CC BY-NC (Creative Commons BY, “Non-Commercial”)
This license grants you the freedom to use the asset in any way you wish within your project—with attribution—provided that the project is not “for profit.” Hobby projects are fine, but advertising or commercial projects are not allowed under this license, even if you give credit to the creator.
CC BY-NC-SA (Creative Commons By, “Non Commercial” and “Share Alike”
This license is a combination of the previous two on this list. It allows you to use the asset—with attribution—as long as your usage of the media is in a noncommercial work. In addition, you will be required to apply the same terms to your new project and make it sharable and noncommercial for others to access.
CC BY-ND (Creative Commons BY, “No Derivatives”)

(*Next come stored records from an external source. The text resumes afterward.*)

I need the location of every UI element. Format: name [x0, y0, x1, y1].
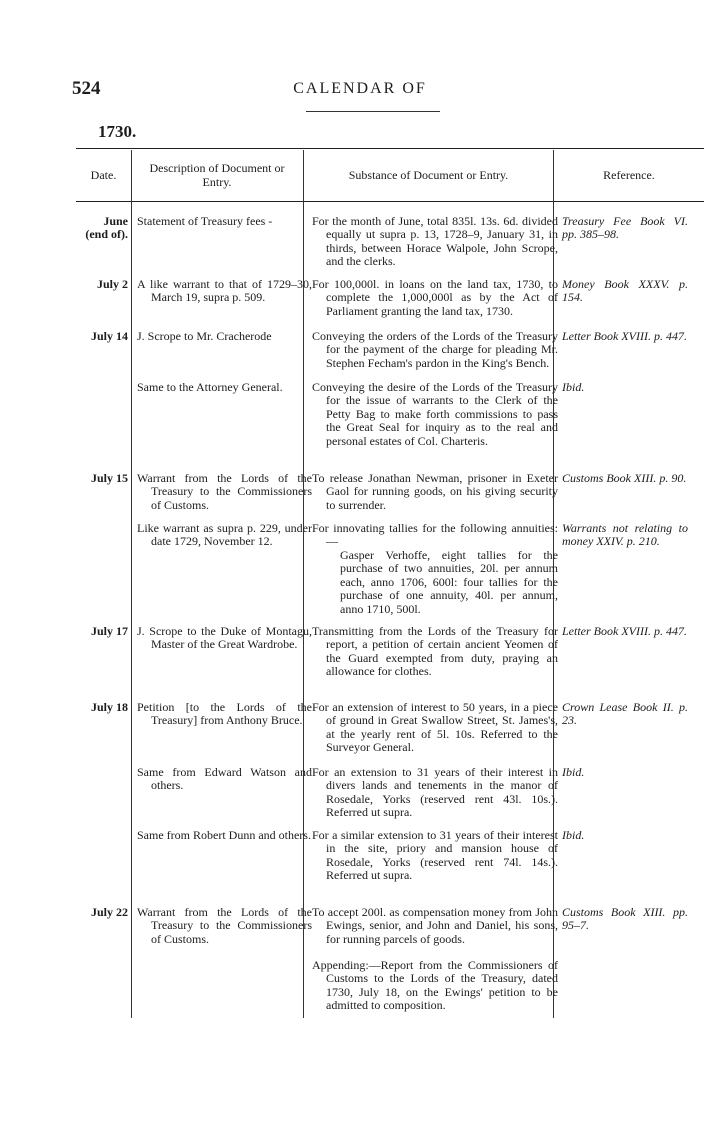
- year-heading: 1730.: [98, 122, 137, 141]
- entry-date: July 17: [90, 624, 128, 638]
- entry-description: Statement of Treasury fees -: [137, 214, 273, 228]
- table-top-rule: [76, 148, 704, 149]
- entry-description: Same to the Attorney General.: [137, 380, 283, 394]
- entry-reference: Customs Book XIII. p. 90.: [562, 471, 687, 485]
- title-rule: [306, 111, 440, 112]
- entry-substance: For a similar extension to 31 years of their interest in the site, priory and mansion house of Rosedale, Yorks (reserved rent 74l. 14s.). Referred ut supra.: [312, 828, 558, 883]
- entry-substance: Transmitting from the Lords of the Treasury for report, a petition of certain ancient Yeomen of the Guard exempted from duty, praying an allowance for clothes.: [312, 624, 558, 679]
- entry-date: July 14: [90, 329, 128, 343]
- entry-date: July 22: [90, 905, 128, 919]
- entry-description: Same from Edward Watson and others.: [137, 765, 312, 793]
- entry-date: July 2: [96, 277, 128, 291]
- entry-description: J. Scrope to Mr. Cracherode: [137, 329, 272, 343]
- entry-description: J. Scrope to the Duke of Montagu, Master of the Great Wardrobe.: [137, 624, 312, 652]
- column-header-reference: Reference.: [603, 168, 655, 182]
- entry-reference: Ibid.: [562, 828, 585, 842]
- entry-substance: For 100,000l. in loans on the land tax, 1730, to complete the 1,000,000l as by the Act of Parliament granting the land tax, 1730.: [312, 277, 558, 318]
- entry-substance: To release Jonathan Newman, prisoner in Exeter Gaol for running goods, on his giving security to surrender.: [312, 471, 558, 512]
- column-divider: [131, 150, 132, 1018]
- column-header-date: Date.: [90, 168, 117, 182]
- entry-reference: Treasury Fee Book VI. pp. 385–98.: [562, 214, 688, 242]
- entry-substance: For the month of June, total 835l. 13s. 6d. divided equally ut supra p. 13, 1728–9, January 31, in thirds, between Horace Walpole, John Scrope, and the clerks.: [312, 214, 558, 269]
- entry-reference: Ibid.: [562, 380, 585, 394]
- entry-date: July 18: [90, 700, 128, 714]
- entry-substance: For innovating tallies for the following annuities:—: [312, 521, 558, 549]
- entry-reference: Customs Book XIII. pp. 95–7.: [562, 905, 688, 933]
- entry-description: A like warrant to that of 1729–30, March 19, supra p. 509.: [137, 277, 312, 305]
- entry-substance: Conveying the desire of the Lords of the Treasury for the issue of warrants to the Clerk of the Petty Bag to make forth commissions to pass the Great Seal for inquiry as to the real and personal estates of Col. Charteris.: [312, 380, 558, 448]
- entry-date: June (end of).: [85, 214, 128, 242]
- entry-reference: Letter Book XVIII. p. 447.: [562, 624, 687, 638]
- entry-reference: Ibid.: [562, 765, 585, 779]
- entry-substance: For an extension of interest to 50 years, in a piece of ground in Great Swallow Street, St. James's, at the yearly rent of 5l. 10s. Referred to the Surveyor General.: [312, 700, 558, 755]
- column-header-substance: Substance of Document or Entry.: [348, 168, 509, 182]
- entry-substance-detail: Appending:—Report from the Commissioners of Customs to the Lords of the Treasury, dated 1730, July 18, on the Ewings' petition to be admitted to composition.: [312, 958, 558, 1013]
- entry-reference: Letter Book XVIII. p. 447.: [562, 329, 687, 343]
- entry-description: Warrant from the Lords of the Treasury to the Commissioners of Customs.: [137, 905, 312, 946]
- entry-description: Warrant from the Lords of the Treasury to the Commissioners of Customs.: [137, 471, 312, 512]
- entry-date: July 15: [90, 471, 128, 485]
- entry-description: Like warrant as supra p. 229, under date 1729, November 12.: [137, 521, 312, 549]
- column-header-description: Description of Document or Entry.: [149, 161, 285, 189]
- entry-substance: To accept 200l. as compensation money from John Ewings, senior, and John and Daniel, his sons, for running parcels of goods.: [312, 905, 558, 946]
- table-header-rule: [76, 201, 704, 202]
- entry-substance: For an extension to 31 years of their interest in divers lands and tenements in the manor of Rosedale, Yorks (reserved rent 43l. 10s.). Referred ut supra.: [312, 765, 558, 820]
- entry-reference: Money Book XXXV. p. 154.: [562, 277, 688, 305]
- entry-substance-detail: Gasper Verhoffe, eight tallies for the purchase of two annuities, 20l. per annum each, anno 1706, 600l: four tallies for the purchase of one annuity, 40l. per annum, anno 1710, 500l.: [340, 548, 558, 616]
- entry-reference: Warrants not relating to money XXIV. p. 210.: [562, 521, 688, 549]
- page-number: 524: [72, 78, 101, 99]
- entry-substance: Conveying the orders of the Lords of the Treasury for the payment of the charge for pleading Mr. Stephen Fecham's pardon in the King's Bench.: [312, 329, 558, 370]
- entry-reference: Crown Lease Book II. p. 23.: [562, 700, 688, 728]
- running-title: CALENDAR OF: [293, 80, 427, 97]
- entry-description: Petition [to the Lords of the Treasury] from Anthony Bruce.: [137, 700, 312, 728]
- entry-description: Same from Robert Dunn and others.: [137, 828, 311, 842]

This grants you the right to use the asset in your project, whether commercial or not, with proper attribution to the original creator. The caveat is that you are not permitted to remix, adapt, or make any derivatives from this work. If the asset is a photograph, you may use the photograph as it is, but you may not edit or create new versions of the photo. It must remain intact in its original form.

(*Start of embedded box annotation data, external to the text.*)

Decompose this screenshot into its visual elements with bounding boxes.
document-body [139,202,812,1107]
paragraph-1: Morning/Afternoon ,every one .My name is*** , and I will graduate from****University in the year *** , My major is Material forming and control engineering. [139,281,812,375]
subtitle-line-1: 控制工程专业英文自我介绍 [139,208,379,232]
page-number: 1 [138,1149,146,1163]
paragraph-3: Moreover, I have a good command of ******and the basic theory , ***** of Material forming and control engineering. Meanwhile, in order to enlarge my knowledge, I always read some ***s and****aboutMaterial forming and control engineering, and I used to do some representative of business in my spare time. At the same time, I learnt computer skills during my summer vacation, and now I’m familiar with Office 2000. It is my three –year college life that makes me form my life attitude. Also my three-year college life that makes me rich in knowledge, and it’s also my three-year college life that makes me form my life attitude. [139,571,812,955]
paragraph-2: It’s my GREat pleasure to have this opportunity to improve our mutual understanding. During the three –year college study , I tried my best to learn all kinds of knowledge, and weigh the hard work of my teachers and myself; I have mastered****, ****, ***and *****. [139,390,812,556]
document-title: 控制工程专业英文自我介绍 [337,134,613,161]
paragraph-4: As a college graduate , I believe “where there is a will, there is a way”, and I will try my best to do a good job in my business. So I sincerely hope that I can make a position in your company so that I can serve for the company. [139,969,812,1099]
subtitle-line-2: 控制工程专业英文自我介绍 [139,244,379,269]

CC BY-NC-ND (Creative Commons BY, “Non Commercial” and “No Derivatives”)
This is the most restrictive Creative Commons a creator may apply to their work. This allows another creator to use the asset for free in their project under the strict conditions that they must give credit to the creator, they may not alter the original work, and it must be for noncommercial projects only.

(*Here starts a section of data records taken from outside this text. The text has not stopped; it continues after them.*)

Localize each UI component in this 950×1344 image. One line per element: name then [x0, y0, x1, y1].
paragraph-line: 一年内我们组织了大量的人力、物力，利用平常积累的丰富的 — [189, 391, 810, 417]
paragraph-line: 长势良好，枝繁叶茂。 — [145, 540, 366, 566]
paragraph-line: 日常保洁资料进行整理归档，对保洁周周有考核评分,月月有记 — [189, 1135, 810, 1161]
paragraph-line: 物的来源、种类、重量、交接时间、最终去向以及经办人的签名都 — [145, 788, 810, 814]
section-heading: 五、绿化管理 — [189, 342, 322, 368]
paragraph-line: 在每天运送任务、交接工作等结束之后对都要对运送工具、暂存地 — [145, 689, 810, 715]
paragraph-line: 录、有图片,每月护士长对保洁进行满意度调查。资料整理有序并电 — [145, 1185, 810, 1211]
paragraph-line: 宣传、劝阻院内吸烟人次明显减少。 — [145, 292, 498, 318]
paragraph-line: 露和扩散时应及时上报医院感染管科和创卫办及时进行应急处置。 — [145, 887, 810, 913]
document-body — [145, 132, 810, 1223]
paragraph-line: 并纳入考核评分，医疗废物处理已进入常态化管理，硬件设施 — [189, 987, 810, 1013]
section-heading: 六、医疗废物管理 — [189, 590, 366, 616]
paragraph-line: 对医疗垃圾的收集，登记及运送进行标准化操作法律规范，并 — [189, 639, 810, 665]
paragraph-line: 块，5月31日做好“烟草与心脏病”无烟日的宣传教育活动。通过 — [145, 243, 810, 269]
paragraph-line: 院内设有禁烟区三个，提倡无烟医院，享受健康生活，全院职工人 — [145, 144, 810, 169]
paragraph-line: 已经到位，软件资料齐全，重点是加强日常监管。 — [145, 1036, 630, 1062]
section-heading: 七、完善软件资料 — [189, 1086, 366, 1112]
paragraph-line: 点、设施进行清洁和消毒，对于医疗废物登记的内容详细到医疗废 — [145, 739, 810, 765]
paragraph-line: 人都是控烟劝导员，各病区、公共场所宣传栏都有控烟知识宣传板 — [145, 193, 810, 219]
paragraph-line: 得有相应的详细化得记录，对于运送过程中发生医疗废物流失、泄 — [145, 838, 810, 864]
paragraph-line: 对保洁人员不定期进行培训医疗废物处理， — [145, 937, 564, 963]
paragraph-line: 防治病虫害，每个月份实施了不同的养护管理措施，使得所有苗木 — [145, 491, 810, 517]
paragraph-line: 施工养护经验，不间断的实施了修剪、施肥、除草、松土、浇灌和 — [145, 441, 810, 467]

*Many times, licenses will have a numbered version (such as CC BY 3.0). The Creative Commons organization is active in updating and refining license terms to continue to provide international protection to content creators. As of the writing of this article, 4.0 is the current version of the terms and conditions. See the official website for more details.
Applying a License and Proper Attribution
You may choose and apply any of these licenses you wish as a creator. There are two necessary conditions to consider before choosing. The first is that you are the legal copyright holder and fully own the work. A photo you took yourself is eligible. A picture you found in the public domain is not, as you cannot claim ownership.
The second condition is understanding that once you choose and publish your work with a license, it make not be revoked. If you release your asset under the CC BY license and later change it to CC BY-NC (noncommercial), that change does not retroactively apply to those who may have already used it under the original license. You can’t take it back, so choose your license carefully.
To apply a license to the work is very straightforward; choose a license from the list and state it clearly with the work. It can be as simple as including it with the copyright notice (© 2022. This work is licensed under a CC BY License). You can also place it in a description or anywhere that is easy to see. It is also a good practice to make your license declaration a hyperlink to the official CC website for more information (CreativeCommons.org).
If you are using the work, providing attribution is as simple as displaying credit to the author and the details of the license. You can place attribution in end credits, as a caption, text embedded into the work, or in a video description box if you publish your work online.
For best practice, try to include the author’s name, name of work (if available), source of the file, and declaring the license applied.
Creative Commons has become an excellent way for artists to get their work out there and be included in more projects while providing new creators with additional content to build their own. An official search site is available to help you find assets in the Creative Common database. Visit search.creativecommons.org to use their online community search to find what you need within the network.